Each entry of variables should be specified as a key-value pair, and these variables can be referenced within task fields by name using Jinja as follows:

    {{ brand }}

Examples

workflows/monthly_report.yml
tasks:
  - name: raw_sql_calculation
    type: execute_sql
    sql_file: month_over_month_overall_performance.sql # A sql file to execute deterministically
  - name: month_over_month_metrics # An identifier for the task.
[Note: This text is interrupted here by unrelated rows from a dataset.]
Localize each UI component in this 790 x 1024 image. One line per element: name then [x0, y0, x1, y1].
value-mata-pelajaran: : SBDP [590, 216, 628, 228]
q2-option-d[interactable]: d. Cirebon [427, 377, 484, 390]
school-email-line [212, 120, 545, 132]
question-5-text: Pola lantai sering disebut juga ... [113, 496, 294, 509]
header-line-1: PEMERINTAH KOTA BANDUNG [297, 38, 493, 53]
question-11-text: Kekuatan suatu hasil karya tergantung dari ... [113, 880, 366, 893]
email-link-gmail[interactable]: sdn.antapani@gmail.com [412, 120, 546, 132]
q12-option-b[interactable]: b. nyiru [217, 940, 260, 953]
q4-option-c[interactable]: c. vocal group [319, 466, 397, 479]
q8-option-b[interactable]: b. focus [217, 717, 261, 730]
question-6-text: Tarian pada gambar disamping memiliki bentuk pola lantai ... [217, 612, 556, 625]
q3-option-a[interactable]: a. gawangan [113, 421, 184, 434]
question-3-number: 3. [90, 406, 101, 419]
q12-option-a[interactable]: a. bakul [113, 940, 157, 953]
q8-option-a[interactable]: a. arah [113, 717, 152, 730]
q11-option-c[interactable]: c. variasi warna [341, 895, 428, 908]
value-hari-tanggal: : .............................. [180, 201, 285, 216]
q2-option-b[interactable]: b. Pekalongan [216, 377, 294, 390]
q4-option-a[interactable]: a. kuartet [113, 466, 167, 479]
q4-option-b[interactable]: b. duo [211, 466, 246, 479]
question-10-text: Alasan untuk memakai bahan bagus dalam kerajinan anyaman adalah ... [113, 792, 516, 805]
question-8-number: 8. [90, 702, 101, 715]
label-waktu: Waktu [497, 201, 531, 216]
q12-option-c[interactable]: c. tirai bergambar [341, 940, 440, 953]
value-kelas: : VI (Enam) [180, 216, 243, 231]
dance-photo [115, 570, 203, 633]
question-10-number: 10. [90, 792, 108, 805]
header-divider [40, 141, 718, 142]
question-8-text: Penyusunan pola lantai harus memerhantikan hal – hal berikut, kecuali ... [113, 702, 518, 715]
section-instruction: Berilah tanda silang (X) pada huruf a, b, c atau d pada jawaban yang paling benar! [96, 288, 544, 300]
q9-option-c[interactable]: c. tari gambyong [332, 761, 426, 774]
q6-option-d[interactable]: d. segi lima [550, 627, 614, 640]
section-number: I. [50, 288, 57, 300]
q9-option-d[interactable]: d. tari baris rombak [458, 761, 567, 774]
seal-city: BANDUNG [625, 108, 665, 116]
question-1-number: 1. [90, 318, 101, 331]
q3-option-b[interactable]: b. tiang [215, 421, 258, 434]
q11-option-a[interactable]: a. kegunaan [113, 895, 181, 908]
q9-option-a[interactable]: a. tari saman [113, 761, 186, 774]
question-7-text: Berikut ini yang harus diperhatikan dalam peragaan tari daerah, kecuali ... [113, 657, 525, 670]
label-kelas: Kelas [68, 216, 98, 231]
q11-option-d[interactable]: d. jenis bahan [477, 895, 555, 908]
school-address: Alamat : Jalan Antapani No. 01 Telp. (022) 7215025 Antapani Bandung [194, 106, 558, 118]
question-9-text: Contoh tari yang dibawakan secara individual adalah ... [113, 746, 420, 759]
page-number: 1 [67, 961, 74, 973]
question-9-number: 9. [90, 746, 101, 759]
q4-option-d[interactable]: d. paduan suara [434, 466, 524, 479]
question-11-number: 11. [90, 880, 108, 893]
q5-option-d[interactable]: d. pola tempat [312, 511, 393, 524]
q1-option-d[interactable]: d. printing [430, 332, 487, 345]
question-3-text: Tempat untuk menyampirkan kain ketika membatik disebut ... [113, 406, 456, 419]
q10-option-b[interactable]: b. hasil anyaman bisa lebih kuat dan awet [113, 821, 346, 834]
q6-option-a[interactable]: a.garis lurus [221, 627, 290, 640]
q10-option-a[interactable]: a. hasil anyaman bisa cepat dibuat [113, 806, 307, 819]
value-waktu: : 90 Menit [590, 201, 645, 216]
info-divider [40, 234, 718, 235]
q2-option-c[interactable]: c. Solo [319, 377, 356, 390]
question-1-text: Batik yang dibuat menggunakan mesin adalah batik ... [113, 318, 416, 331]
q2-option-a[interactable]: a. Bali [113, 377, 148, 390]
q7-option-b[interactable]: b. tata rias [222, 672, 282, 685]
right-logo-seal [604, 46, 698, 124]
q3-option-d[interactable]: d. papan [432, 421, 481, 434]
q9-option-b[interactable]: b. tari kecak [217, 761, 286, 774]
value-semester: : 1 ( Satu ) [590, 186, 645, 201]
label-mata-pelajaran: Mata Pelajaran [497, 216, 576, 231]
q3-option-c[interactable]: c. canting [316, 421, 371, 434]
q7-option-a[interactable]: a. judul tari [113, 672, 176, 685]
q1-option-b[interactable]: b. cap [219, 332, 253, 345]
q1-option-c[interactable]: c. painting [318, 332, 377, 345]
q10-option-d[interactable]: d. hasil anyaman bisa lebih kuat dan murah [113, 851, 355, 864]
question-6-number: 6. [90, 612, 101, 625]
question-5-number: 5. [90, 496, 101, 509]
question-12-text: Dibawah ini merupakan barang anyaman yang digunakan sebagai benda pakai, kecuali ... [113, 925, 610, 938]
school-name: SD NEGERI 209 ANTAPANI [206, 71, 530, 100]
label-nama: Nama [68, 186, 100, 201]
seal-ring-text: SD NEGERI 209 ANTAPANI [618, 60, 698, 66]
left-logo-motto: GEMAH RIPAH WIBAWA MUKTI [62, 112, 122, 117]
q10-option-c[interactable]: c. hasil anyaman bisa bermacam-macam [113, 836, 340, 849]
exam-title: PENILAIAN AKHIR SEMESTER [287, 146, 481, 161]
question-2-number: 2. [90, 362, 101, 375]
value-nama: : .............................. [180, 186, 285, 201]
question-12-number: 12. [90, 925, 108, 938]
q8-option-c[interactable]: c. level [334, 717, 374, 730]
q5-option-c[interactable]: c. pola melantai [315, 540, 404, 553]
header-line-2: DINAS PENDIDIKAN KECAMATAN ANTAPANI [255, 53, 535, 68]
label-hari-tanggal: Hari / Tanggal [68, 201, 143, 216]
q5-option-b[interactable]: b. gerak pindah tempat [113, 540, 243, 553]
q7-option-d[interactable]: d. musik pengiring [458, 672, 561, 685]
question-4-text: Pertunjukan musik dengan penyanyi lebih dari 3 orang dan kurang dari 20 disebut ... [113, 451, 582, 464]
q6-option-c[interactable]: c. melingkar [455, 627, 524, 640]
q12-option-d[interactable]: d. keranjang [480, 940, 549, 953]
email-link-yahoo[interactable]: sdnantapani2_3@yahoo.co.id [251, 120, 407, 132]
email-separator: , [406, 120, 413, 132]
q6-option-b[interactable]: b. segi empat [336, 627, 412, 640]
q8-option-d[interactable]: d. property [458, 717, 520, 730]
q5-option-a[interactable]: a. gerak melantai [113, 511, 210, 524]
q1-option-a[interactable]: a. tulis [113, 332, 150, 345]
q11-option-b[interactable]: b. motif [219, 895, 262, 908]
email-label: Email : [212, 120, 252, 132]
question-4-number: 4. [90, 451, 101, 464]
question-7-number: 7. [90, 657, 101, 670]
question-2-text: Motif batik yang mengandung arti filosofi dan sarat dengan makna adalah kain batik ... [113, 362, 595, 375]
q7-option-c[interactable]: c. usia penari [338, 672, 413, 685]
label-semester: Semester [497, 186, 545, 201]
Results can be referenced by jinja-wrapping this name
    type: agent
    agent_ref: default # The agent .yml file to use for this task
    prompt: Calculate month-over-month performance of views and clicks for the entire ad portfolio. # The prompt given to the agent
  - name: monthly_report
    type: agent
    agent_ref: local
    prompt: |
      Create a report using the provided data that looks as follows:
      The overall portfolio brought in X views and Y clicks in MM/YYYY, up A% and B%, respectively.
      {{month_over_month_metrics}}

Workflows vs. chains

A workflow is similar to a “chain” in the prompt engineering parlance, but with a few key differences:

  • Workflows are DAGs. Whereas chains can become arbitrarily complex with arbitrarily nested loops, complex reply logic, and opaque branching structures, workflows are DAGs, which enforce a clearer, more predictable flow from input to output.
  • Workflows separate logic from execution. Because workflows are written in yaml, the DAG definition is entirely separate from the execution engine (usually Python), while other Python-based systems keep these tightly coupled and so ultimately become difficult to build and maintain.

These choices generally reduce the flexibility of Oxy when compared to say, langchain or llama_index, but they also dramatically reduce the complexity of the system. You can think of Oxy’s workflow paradigm as a domain-specific chain-builder for data workflows, where most (if not all) tasks simply pass results around between different agents.